Я думаю так, что если я думаю так, то Европа еще меня не переварила, а раз так - раз уж ей не удалось это сразу, - мои шансы возросли, что уж говорить о стратегической выгоде места и времени: половинки срастаются и еще не срослись, так что где же еще быть европейской тайне, как не в щели между станциями эсбана "Александерплац" и "Цоо"?
На западной окраине востока весна черно-белая, основу ландшафта здесь составляют туннели, изнанки мостов над насыпями надземки: закопченные, темно-серые, с сырым эхом, на обочинах свалены треснувшие белые куклы в черных кружевных платьицах с зеркальными, чуть запотевшими губами, капает ржавая вода, и постоянно грохочут поезда, но этот звук постоянен и вычитается из окрестностей, участвуя в них лишь зудящим звоном успокаивающихся над головой рельсов.

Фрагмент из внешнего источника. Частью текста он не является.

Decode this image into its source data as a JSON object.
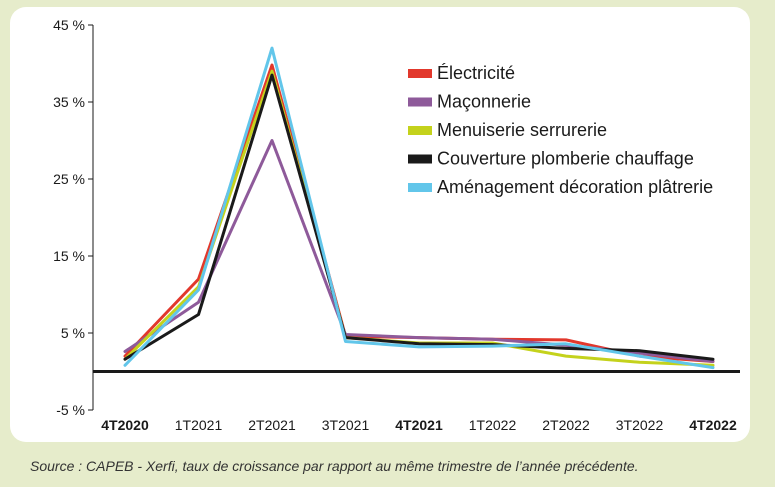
{
  "chart_data": {
    "type": "line",
    "categories": [
      "4T2020",
      "1T2021",
      "2T2021",
      "3T2021",
      "4T2021",
      "1T2022",
      "2T2022",
      "3T2022",
      "4T2022"
    ],
    "bold_categories": [
      "4T2020",
      "4T2021",
      "4T2022"
    ],
    "y_ticks": [
      "45 %",
      "35 %",
      "25 %",
      "15 %",
      "5 %",
      "-5 %"
    ],
    "ylim": [
      -5,
      45
    ],
    "grid": false,
    "legend_position": "top-right",
    "series": [
      {
        "name": "Électricité",
        "color": "#e2382c",
        "values": [
          2.0,
          12.0,
          39.8,
          4.6,
          4.4,
          4.2,
          4.1,
          2.0,
          1.3
        ]
      },
      {
        "name": "Maçonnerie",
        "color": "#8e5a9a",
        "values": [
          2.6,
          9.0,
          30.0,
          4.8,
          4.4,
          4.2,
          3.4,
          2.4,
          1.3
        ]
      },
      {
        "name": "Menuiserie serrurerie",
        "color": "#c4d21c",
        "values": [
          1.6,
          11.0,
          39.0,
          4.4,
          3.7,
          3.7,
          2.0,
          1.2,
          0.8
        ]
      },
      {
        "name": "Couverture plomberie chauffage",
        "color": "#1a1a1a",
        "values": [
          1.6,
          7.4,
          38.5,
          4.4,
          3.6,
          3.5,
          3.0,
          2.7,
          1.6
        ]
      },
      {
        "name": "Aménagement décoration plâtrerie",
        "color": "#62c6ea",
        "values": [
          0.8,
          10.6,
          42.0,
          3.9,
          3.2,
          3.3,
          3.6,
          2.0,
          0.5
        ]
      }
    ]
  },
  "source": "Source : CAPEB - Xerfi, taux de croissance par rapport au même trimestre de l’année précédente."
}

В этой части города из него тут же вычитается все, что имеет цвет: от деревьев останутся лепестки цветов и стволы, а листьев нет для взгляда, их можно потрогать. Длинные, поворачивающие подворотни, покосившиеся железные ворота, груды угля в глубинах дворов, в которых долго, уменьшаясь, исчезает звук проехавшего трамвая - другой, не как от поездов: глуховатый, постукивающий звук проехавшего трамвая, из стен подворотен и домов медленно сыплется штукатурка, старый цемент брандмауэров. Стены шершавы на ощупь, но что узнаешь руками?

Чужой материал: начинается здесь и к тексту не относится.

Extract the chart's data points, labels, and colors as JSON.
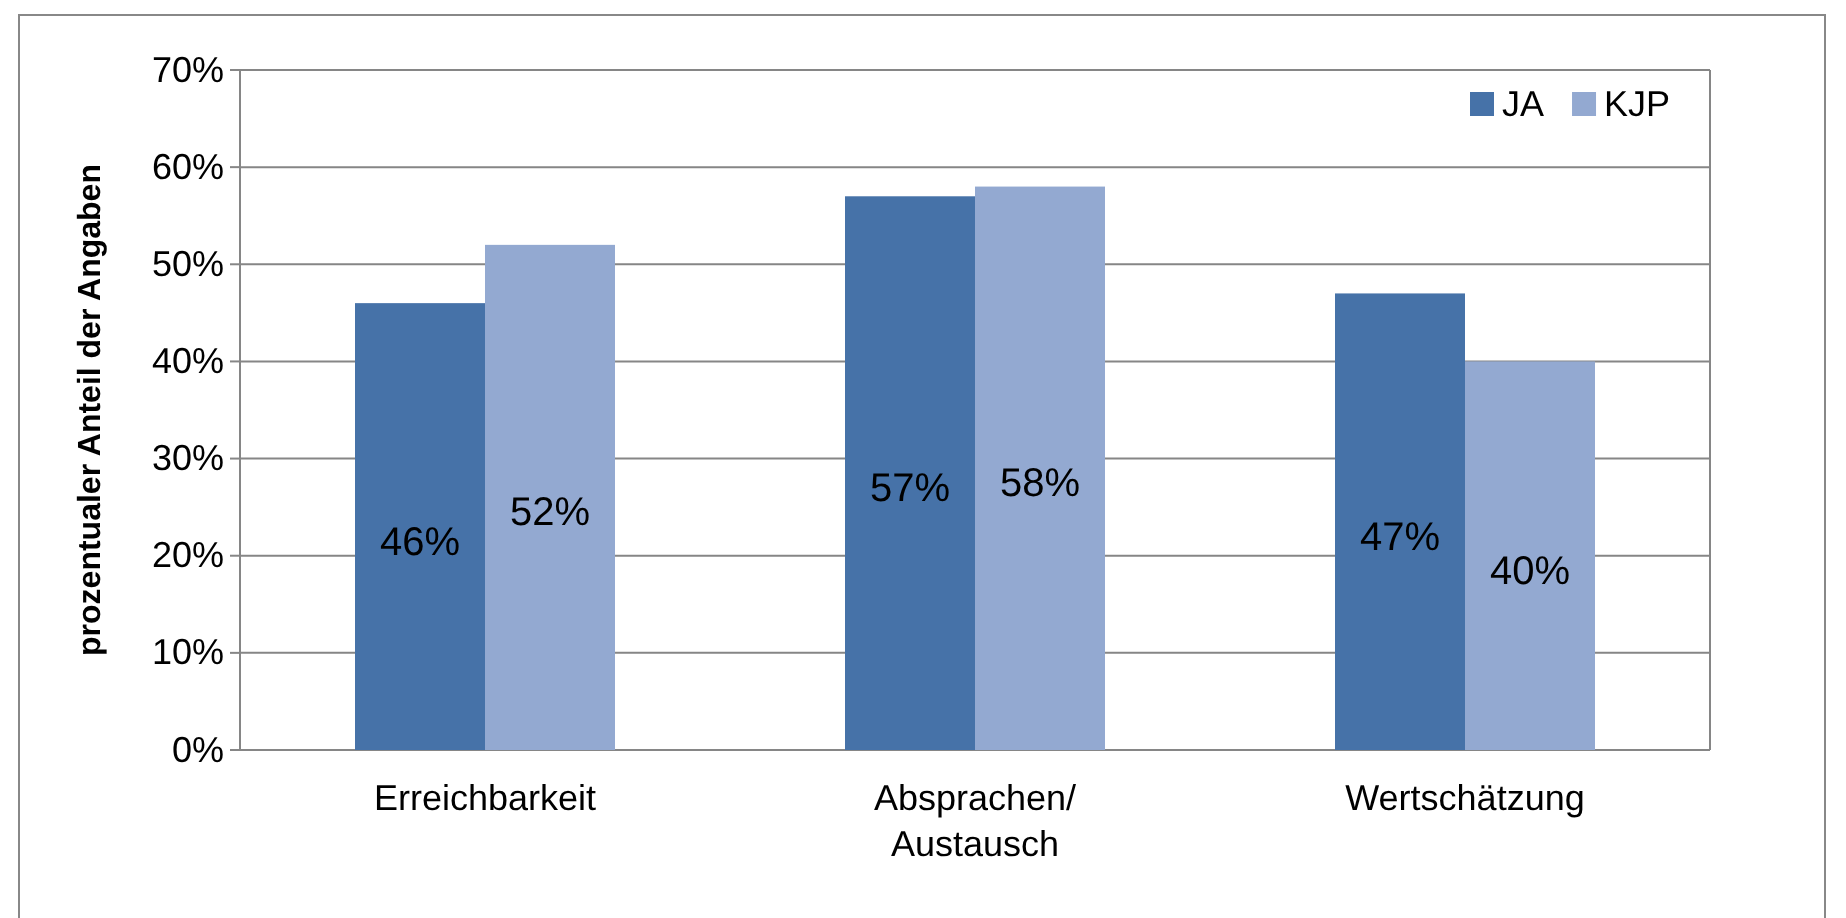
{
  "chart_data": {
    "type": "bar",
    "ylabel": "prozentualer Anteil der Angaben",
    "categories": [
      "Erreichbarkeit",
      "Absprachen/ Austausch",
      "Wertschätzung"
    ],
    "series": [
      {
        "name": "JA",
        "color": "#4672a8",
        "values": [
          46,
          57,
          47
        ],
        "value_labels": [
          "46%",
          "57%",
          "47%"
        ]
      },
      {
        "name": "KJP",
        "color": "#93a9d1",
        "values": [
          52,
          58,
          40
        ],
        "value_labels": [
          "52%",
          "58%",
          "40%"
        ]
      }
    ],
    "ylim": [
      0,
      70
    ],
    "yticks": [
      {
        "value": 0,
        "label": "0%"
      },
      {
        "value": 10,
        "label": "10%"
      },
      {
        "value": 20,
        "label": "20%"
      },
      {
        "value": 30,
        "label": "30%"
      },
      {
        "value": 40,
        "label": "40%"
      },
      {
        "value": 50,
        "label": "50%"
      },
      {
        "value": 60,
        "label": "60%"
      },
      {
        "value": 70,
        "label": "70%"
      }
    ],
    "grid": "y",
    "legend": "top right"
  }
}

Демон здесь появляется всегда в половине седьмого утра, в такую рань его не рассмотришь, слипаются глаза, он, что ли, пепельный, невнятный, будто высыпался в комнату из дымохода, и потому словно колышется на сквозняке, сифонящем в щели окна, и слишком сконфужен, чтобы ради себя будить спящего словом или холодной водой. Есть от чего конфузиться, ему положено быть радужным, крыльям - лазурными, малиновыми, сухими, а здесь он умеет быть только пепельным и стесняется, как гость, угодивший к кому-то на день рождения, а у него нет подарка, да еще и простужен.

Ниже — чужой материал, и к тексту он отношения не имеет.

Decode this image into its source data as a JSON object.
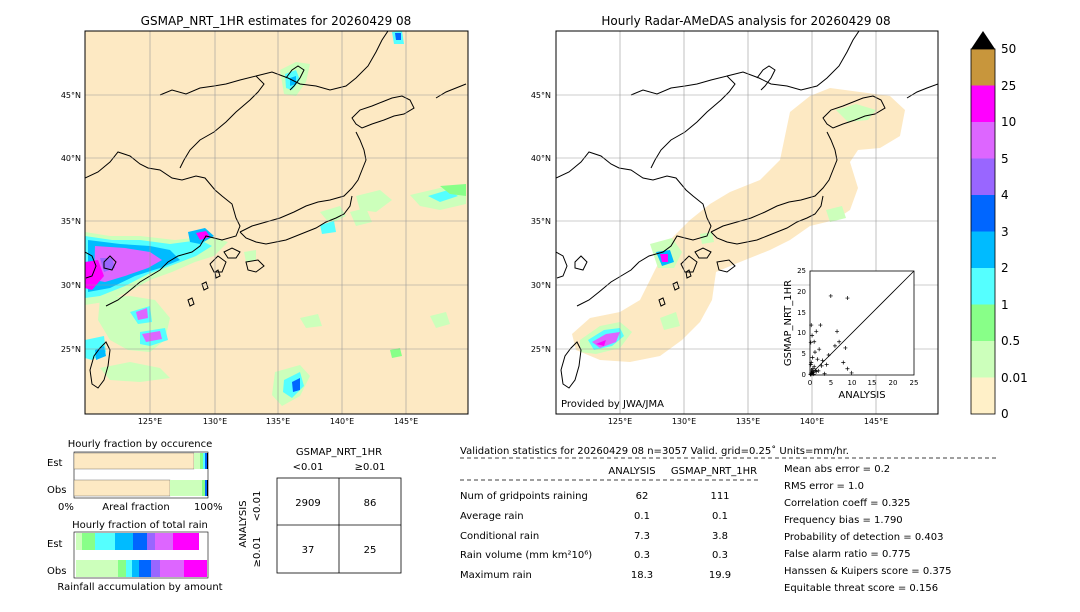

Пришел. Что он может нам сказать? Мы можем сказать ему, как нам с ним неловко, что его попытки подкрасить себя с помощью неловкой, чуть заискивающей улыбки нелепы, как окрашивание гвоздик в лиловый цвет. Такими гвоздиками обычно торгуют на углах странные вечные девушки из Галиции, гвоздики - бывшие красными, теперь лиловые - стоят в ведре, чернила вытекают из стеблей в воду; воду, уходя, выплеснут на тротуар, там появится лиловая лужа.
В этом углу Берлина продолжаются двадцатые годы, в заведении дантиста, похоже, рвут зубы без наркоза, кофе кипятят на спиртовках, перед началом сеансов в синема звонит звоночек, любой знакомый человек, конечно, жил здесь. Все просто: в каждом из нас много людей или существ, каждое из которых делается, в свой черед, нами. Любой приличный человек обладает количеством себя, позволяющим ему быть дома всюду. Конечно, все мы жили здесь - ход через длинную подворотню, поворот во двор направо и на второй этаж дома, шатающегося от грохота железа на эстакаде.
У нас были костлявые руки и сухие лица, в юности мы собирались группками под эстакадами, опираясь спиной на их кирпичи, отчего научились воспринимать многое на ощупь; занимаясь же любовью в полуподвалах с окнами на улицу, пешеходам по колени, обнаруживали, что в этом акте - в силу тесной общности почти на виду у тех, кто идет мимо в тяжелых скрипящих ботинках, не важно, кто на ком и кто кого добился, что, отмечу, опыт вовсе не тривиальный. Здесь жили все. На этих простынях лежали все, все смахивали со своих волос эту сажу и отмывали лица от копоти в дребезжащем тазу, подставленном под расхлябанную струю из пахнущего свинцом водопровода.